1. the improvement of PM₁₀ mass closure and the exploration of appropriate input variable uncertainties;

2. the re-assignment of the bulk sulfate-rich factor contribution to more descriptive secondary aerosol sources in the atmosphere;

3. the clear identification of commonly unresolved sources in the SOA fraction (e.g., primary biogenic, traced by the polyols and cellulose; secondary biogenic oxidation, traced by 3-MBTCA and pinic acid; and MSA-rich, traced by the MSA) in different urban typologies;

4. the decreased uncertainties, for both BS and DISP error estimates, that further strengthened confidence in the PMF solution; and

5. the increased knowledge of the stability of the chemical profiles of the factors, which could be a key when using them in further large-scale analysis or modeling.

The three-site comparison at a local scale

• 6.

  highlights very similar profiles and temporal evolution in the factor contributions at a conurbation scale (such as the Grenoble basin);

• 7.

  allows the determination of local heterogeneities in a small-scale area; and

• 8.

  pointed out some difficulties to disentangle the secondary inorganic sources (${\mathrm{NO}}_{\mathrm{3}}^{-}$ and ${\mathrm{SO}}_{\mathrm{4}}^{\mathrm{2}-}$) and some mixing between both species may occur.

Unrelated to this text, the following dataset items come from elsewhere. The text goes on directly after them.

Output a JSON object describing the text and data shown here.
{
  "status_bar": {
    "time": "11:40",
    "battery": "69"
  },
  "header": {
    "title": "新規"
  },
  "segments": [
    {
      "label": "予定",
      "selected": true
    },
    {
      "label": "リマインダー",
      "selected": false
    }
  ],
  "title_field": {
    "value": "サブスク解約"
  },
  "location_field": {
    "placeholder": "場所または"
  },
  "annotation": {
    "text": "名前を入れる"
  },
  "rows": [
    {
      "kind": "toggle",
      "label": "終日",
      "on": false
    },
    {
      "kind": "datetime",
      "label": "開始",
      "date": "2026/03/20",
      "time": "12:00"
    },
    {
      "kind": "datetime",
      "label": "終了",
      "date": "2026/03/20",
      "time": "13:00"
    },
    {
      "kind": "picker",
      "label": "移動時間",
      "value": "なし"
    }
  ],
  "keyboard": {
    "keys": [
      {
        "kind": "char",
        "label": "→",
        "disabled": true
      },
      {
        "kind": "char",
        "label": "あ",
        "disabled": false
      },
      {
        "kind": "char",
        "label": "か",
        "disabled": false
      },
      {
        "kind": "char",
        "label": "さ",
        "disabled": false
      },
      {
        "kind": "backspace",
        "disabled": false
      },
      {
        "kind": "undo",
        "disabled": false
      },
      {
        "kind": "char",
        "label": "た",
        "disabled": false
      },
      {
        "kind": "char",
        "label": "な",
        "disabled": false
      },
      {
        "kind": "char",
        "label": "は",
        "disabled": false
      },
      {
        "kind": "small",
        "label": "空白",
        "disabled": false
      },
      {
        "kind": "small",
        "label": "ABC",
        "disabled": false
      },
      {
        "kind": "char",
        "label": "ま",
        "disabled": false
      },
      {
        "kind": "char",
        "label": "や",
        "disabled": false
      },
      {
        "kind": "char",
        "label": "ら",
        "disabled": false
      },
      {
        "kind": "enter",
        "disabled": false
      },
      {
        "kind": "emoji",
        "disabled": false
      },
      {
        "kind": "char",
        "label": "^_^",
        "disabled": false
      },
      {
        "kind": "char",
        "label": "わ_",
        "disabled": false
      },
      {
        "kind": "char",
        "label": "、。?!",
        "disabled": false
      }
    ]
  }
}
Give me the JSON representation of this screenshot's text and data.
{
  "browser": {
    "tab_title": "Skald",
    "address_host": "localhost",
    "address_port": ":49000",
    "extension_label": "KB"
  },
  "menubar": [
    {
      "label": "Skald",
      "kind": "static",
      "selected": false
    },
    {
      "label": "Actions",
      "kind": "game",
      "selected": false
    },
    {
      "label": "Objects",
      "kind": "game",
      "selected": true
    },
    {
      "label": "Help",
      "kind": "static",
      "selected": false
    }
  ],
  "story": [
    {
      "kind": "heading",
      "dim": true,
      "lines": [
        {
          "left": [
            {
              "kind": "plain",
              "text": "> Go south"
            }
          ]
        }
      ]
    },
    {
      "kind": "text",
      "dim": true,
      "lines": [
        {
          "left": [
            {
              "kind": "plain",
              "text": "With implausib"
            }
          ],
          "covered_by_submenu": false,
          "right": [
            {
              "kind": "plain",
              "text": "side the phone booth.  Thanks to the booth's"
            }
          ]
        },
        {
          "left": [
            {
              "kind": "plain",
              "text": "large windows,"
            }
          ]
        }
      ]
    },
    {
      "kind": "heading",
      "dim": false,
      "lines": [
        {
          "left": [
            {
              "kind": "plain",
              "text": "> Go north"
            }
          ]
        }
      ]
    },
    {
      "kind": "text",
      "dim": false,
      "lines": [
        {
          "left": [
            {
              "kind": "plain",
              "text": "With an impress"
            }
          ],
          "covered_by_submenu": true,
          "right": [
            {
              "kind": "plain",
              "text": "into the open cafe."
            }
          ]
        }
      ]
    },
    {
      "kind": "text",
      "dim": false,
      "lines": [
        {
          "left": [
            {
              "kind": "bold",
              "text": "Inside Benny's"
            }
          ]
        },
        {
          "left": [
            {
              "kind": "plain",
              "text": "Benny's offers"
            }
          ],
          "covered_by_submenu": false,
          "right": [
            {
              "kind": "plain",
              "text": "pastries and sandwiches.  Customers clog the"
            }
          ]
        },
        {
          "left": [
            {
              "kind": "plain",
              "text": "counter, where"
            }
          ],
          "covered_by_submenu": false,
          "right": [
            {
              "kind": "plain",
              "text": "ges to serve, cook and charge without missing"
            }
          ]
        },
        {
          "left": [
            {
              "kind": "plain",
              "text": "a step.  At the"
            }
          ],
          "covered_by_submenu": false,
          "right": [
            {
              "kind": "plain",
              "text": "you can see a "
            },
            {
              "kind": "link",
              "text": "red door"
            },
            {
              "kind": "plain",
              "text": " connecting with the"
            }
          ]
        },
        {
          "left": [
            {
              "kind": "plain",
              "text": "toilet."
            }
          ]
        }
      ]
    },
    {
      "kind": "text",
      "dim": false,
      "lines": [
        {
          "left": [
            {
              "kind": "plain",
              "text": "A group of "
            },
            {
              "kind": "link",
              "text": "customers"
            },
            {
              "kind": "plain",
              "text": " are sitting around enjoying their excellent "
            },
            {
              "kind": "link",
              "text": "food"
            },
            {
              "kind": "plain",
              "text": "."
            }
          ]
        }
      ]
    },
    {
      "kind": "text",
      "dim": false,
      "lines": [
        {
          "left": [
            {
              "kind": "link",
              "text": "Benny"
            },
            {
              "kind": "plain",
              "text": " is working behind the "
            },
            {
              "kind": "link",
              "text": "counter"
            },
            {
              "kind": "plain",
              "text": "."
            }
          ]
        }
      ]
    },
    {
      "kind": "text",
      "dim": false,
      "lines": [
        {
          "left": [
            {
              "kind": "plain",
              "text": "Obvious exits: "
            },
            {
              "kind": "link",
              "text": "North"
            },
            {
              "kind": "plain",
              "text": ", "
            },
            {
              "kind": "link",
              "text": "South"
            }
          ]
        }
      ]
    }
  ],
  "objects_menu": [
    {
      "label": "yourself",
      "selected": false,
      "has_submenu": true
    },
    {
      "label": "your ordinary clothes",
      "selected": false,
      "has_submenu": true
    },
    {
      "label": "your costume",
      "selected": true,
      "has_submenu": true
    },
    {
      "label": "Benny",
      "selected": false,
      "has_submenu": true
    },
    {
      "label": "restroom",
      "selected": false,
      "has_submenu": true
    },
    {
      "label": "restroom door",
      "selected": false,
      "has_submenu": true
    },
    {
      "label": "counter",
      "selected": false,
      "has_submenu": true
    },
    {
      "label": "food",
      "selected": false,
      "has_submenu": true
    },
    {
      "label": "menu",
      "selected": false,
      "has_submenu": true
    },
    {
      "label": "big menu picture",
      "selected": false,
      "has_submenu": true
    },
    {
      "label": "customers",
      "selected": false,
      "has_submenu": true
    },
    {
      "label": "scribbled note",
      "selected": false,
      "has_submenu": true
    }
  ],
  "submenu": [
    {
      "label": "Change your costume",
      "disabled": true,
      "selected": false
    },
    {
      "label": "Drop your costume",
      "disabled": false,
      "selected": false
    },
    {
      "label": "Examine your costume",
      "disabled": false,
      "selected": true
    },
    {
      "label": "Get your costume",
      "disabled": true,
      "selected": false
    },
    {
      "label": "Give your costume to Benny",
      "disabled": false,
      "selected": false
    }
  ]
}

Overall, an enhanced and fine-scale source profile of PM₁₀ was obtained in the Grenoble basin. The trend observed in the MSA-rich, secondary biogenic oxidation, and primary biogenic factors showed the extent of this phenomenon suggesting importance of the contribution of biogenic sources, both primary and secondary. The significant percentage attributed to SOA sources revealed the strong necessity of organic molecular tracers in fully discriminating the origins of PM₁₀ sources.